The Works of Vermin is a 2025 novel by Hiron Ennes.

== Critical reception ==
Ed Crocker of Grimdark Magazine gave the novel a positive review, saying that, "filled with some of the most twisted, inventive worldbuilding you’ll ever see and a perfectly poised balance of ruthless mockery of the decadent and corrupt with a well of deep humanity for those beneath them, The Works of Vermin is not just a landmark novel of dystopian satire but one of the great speculative works of the twenty-first century." Zachary Gillan of The Ancillary Review of Books praised the book as "exceptional," saying that it was "a triumph: a must-read for those of us who like our fantasy weird and unsettling and dismissive of boundaries—those of us, in other words, who love the New Weird." Paul Di Filippo of Locus praised the novel as "nothing like anything you’ll read this year. It’s outrageously inventive and gaudy; funny yet chilling; humanistic yet cynical."

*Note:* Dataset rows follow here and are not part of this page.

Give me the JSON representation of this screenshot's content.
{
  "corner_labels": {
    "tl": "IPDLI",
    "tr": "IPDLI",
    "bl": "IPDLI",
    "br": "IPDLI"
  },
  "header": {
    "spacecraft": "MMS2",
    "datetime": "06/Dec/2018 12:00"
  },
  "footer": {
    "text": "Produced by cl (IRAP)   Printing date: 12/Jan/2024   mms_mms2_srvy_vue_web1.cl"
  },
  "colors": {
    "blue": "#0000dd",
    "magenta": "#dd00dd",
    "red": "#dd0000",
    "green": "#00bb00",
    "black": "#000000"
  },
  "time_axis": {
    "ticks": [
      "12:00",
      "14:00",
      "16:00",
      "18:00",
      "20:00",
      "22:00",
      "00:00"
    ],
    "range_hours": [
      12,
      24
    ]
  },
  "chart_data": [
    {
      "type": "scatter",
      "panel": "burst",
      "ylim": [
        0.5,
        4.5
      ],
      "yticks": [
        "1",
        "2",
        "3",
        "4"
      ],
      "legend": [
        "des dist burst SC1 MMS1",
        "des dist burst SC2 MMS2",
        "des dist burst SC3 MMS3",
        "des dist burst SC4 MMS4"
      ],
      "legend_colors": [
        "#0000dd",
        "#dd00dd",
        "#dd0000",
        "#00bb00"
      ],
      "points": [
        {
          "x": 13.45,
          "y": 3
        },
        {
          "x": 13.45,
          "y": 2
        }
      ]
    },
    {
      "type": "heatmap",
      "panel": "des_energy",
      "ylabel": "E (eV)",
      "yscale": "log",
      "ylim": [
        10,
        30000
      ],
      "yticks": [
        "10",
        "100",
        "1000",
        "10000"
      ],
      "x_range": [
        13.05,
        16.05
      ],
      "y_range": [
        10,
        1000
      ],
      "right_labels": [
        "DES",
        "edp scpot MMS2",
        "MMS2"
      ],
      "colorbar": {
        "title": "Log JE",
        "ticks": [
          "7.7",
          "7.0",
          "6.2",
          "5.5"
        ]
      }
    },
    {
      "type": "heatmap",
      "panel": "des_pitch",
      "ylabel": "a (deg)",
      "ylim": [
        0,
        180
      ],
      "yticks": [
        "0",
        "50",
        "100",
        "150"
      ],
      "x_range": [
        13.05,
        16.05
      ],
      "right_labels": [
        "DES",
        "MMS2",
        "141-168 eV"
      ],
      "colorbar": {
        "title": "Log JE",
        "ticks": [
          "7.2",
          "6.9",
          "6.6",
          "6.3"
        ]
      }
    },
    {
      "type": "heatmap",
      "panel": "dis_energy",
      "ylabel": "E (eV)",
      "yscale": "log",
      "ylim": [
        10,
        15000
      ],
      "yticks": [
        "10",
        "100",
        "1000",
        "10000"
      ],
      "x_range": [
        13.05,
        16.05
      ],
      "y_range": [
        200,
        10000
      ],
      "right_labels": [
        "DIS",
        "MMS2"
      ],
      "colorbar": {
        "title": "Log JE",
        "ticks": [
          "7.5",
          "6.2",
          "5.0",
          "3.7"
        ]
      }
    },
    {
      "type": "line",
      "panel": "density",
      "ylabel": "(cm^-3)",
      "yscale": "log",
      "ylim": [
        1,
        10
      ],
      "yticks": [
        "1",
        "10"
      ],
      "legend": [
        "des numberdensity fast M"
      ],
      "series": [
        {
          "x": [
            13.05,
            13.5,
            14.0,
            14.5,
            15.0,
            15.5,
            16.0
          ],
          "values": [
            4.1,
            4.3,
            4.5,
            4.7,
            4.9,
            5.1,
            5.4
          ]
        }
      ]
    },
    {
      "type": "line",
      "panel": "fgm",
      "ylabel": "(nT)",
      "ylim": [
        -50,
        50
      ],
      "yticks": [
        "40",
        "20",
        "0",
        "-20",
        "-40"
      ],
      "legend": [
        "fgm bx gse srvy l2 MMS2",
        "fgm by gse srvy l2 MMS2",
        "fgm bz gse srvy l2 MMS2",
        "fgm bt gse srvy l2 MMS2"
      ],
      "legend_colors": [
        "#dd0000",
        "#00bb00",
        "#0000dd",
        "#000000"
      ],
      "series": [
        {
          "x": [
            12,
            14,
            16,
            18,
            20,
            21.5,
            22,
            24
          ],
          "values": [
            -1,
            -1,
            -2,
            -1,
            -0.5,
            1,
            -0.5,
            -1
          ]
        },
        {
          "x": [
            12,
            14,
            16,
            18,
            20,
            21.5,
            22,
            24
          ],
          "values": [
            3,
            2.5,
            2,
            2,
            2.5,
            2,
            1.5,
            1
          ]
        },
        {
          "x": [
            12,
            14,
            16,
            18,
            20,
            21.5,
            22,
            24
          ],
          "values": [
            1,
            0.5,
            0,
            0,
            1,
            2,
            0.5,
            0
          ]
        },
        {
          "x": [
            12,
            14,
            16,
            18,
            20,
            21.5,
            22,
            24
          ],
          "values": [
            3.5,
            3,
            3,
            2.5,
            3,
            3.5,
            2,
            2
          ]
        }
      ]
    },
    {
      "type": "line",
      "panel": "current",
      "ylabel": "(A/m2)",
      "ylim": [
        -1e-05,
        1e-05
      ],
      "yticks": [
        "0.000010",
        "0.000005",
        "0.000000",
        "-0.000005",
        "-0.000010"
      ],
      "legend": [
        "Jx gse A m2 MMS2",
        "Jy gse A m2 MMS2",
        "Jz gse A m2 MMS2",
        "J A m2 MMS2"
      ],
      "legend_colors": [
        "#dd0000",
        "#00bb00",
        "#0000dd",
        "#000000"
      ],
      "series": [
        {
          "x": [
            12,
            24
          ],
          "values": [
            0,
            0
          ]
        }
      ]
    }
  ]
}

Writing in The Los Angeles Review of Books, John Knych of the IÉSEG School of Management gave the book a mixed review, praising it that its "atmosphere is thrilling and the story is propelled by intimacies and shocking and profound revelations," but criticising the characters for being overly two-dimensional and saying that "the sheer quantity of art references is excessive and sometimes tedious." Niall Harrison of Locus wrote that the novel "is so good at what it does that I enjoyed it an enormous amount despite the fact that I’m not sure, in the end, that all of what it does is good for me," saying that "the problem, if it is a problem, is in what it all means, and that in turn depends on how fervently you believe in The Power Of Art."